Seit zwanzig Jahren ist die katholische Theologin Gertrud Würmli Mitglied der IG Feministische Theologinnen. Sie ist aber auch Pfarreibeauftragte in Zürich und kennt die Ungleichbehandlung von Mann und Frau im Katholizismus aus dem Alltag.

Christian Constantin, Bauunternehmer in Martigny: «Dann gehen wir bis zum bitteren Ende.»

Während des Gesprächs klingelt es mehrmals, aber nur einmal verlässt Gertrud Würmli (49) das Sitzungszimmer der Pfarrei St. Felix und Regula Zürich. Eine junge Mutter steht unten an der Tür und möchte einen Tauftermin für ihr Kind vereinbaren. «Das sind die schönen Momente hier, das kann ich nicht aufschieben.»

Gertrud Würmli ist studierte katholische Theologin und amtet seit zwölf Jahren als «Pfarreibeauftragte», so der offizielle Terminus, an der Hardstrasse 76. Faktisch leitet sie die Gemeinde, aber weil im römisch-katholischen Kirchenbild – oder zumindest im Bistum Chur, zu dem der Kanton Zürich gehört – die Leitung der Gemeinde einem Priester vorbehalten ist, kann sie den Leitungstitel nicht tragen.

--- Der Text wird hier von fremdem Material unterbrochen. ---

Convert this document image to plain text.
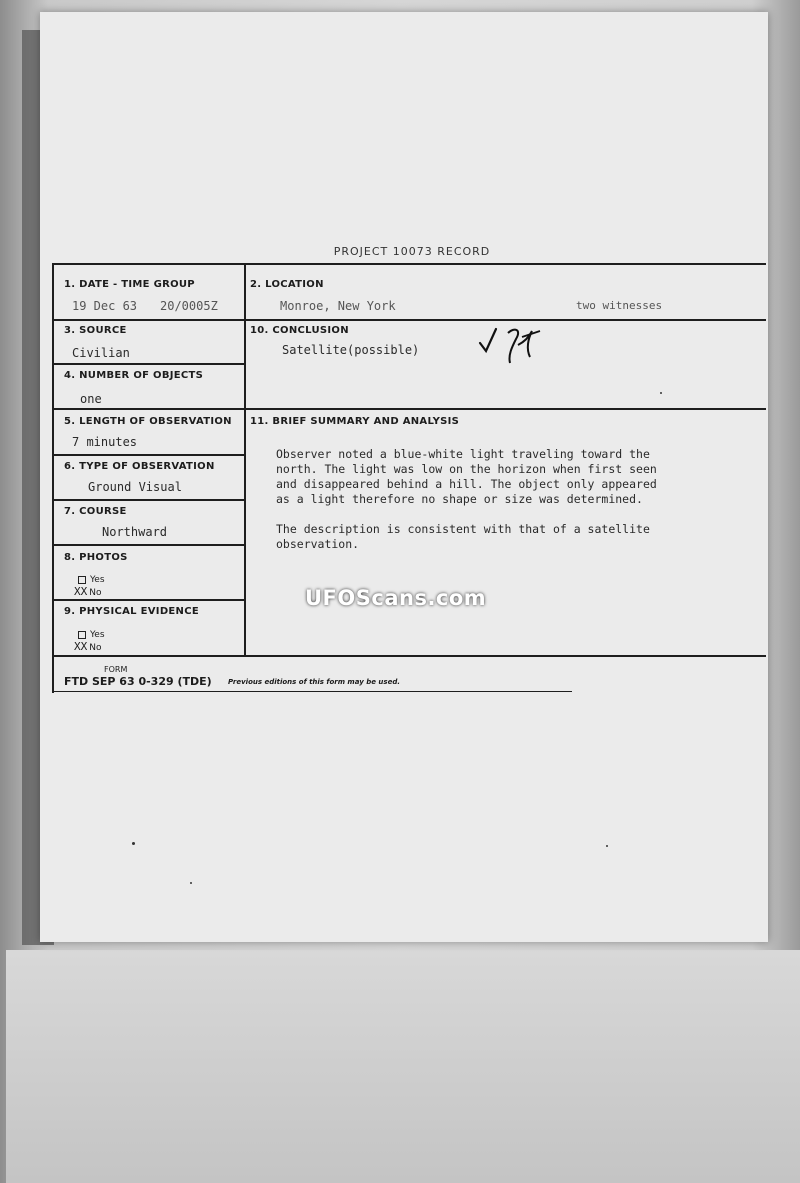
PROJECT 10073 RECORD
1. DATE - TIME GROUP
19 Dec 63 20/0005Z
2. LOCATION
Monroe, New York	two witnesses
3. SOURCE
Civilian
10. CONCLUSION
Satellite(possible)
4. NUMBER OF OBJECTS
one
5. LENGTH OF OBSERVATION
7 minutes
11. BRIEF SUMMARY AND ANALYSIS
Observer noted a blue-white light traveling toward the
north. The light was low on the horizon when first seen
and disappeared behind a hill. The object only appeared
as a light therefore no shape or size was determined.
The description is consistent with that of a satellite
observation.
6. TYPE OF OBSERVATION
Ground Visual
7. COURSE
Northward
8. PHOTOS
Yes
XX No
9. PHYSICAL EVIDENCE
Yes
XX No
FORM
FTD SEP 63 0-329 (TDE) Previous editions of this form may be used.
UFOScans.com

Denn zum Priester geweiht werden in der katholischen Kirche noch immer nur Männer. Diese als Kompromiss getarnte Ungleichbehandlung gehört zu den Dingen, die Gertrud Würmli aushalten muss, und sie hält sie aus. Loyal, aber nicht schweigend.

Die Kraft der Gleichwertigkeit

Seit über zwanzig Jahren, seit kurz nach deren Gründung, ist Gertrud Würmli Mitglied der IG Feministische Theologinnen Schweiz. Fünf Jahre lang war sie im Vorstand, bis sie im Frühling 2011 diese Funktion aufgab zugunsten ihrer Pfarreitätigkeit, einer Hundertprozentstelle. Aber dem statutarisch festgehaltenen Zweck der IG, «die Interessen der feministischen Theologie in den Kirchen und in der Gesellschaft öffentlich zu vertreten», bleibt sie verbunden.

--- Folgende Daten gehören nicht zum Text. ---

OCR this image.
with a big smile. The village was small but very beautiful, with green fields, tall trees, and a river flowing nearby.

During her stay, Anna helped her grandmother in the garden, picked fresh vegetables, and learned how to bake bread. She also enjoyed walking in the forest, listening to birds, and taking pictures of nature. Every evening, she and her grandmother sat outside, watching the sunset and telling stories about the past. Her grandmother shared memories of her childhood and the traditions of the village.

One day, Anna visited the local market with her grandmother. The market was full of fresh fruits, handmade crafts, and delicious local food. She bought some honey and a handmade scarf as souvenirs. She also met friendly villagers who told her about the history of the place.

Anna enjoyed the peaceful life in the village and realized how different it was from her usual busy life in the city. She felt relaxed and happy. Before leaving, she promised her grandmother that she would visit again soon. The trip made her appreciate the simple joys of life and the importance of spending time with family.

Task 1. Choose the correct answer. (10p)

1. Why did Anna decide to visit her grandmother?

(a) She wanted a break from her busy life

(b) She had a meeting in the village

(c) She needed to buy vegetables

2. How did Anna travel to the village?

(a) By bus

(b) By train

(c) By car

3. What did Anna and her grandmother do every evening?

Und warum das so ist, das erklärt sie wiederum mit der Religion: «Gemäss Jesu Lehre ist keine Zweiklassengesellschaft vorgesehen – nicht zwischen Arm und Reich, aber auch nicht zwischen Priester und Laie», und in dieser Gleichwertigkeit von allen stecke eine «beinahe subversiv-kommunistische» Kraft. «Das berührt mich sehr. Diese Kraft weht, wo sie will.»

Der Widerspruch dieser Aussage zur hierarchischen, männerzentrierten Struktur der Papstkirche ist offenbar, und Gertrud Würmli hat erlebt, dass sie von den Kolleginnen in der IG gefragt wurde, ob sie nicht die Konfession wechseln wolle. Sie wollte nicht. Sie war die einzige Katholikin im Vorstand unter lauter Reformierten, doch schon deshalb blieb sie ihrer Stammkirche treu. Und weil «ich in meinem Leben immer auch auf Katholiken getroffen bin, die ähnlich denken. Es ist auch meine Kirche, und ich bin in ihr mit meinen Gedanken nicht allein.»

Der Geist der Offenheit

Sie schrieb sich 1986 an der theologischen Fakultät in Luzern ein, studierte unter anderem bei Marga Bührig, einer Pionierin der feministischen Theologie. Eine prägende Erfahrung. «Mir wurde bewusst, dass der Generation vor mir Kampf und Tränen abverlangt wurden, bis diese theologische Strömung akademisch anerkannt und vermittelbar wurde.» Während der Studienzeit wohnte sie in einem Missionshaus im nahen Immensee, «sehr liberal und befreiungstheologisch angehaucht», und an diesen erlebten Geist der Offenheit erinnert sie sich, wenn sie über ihre Kirche nachdenkt.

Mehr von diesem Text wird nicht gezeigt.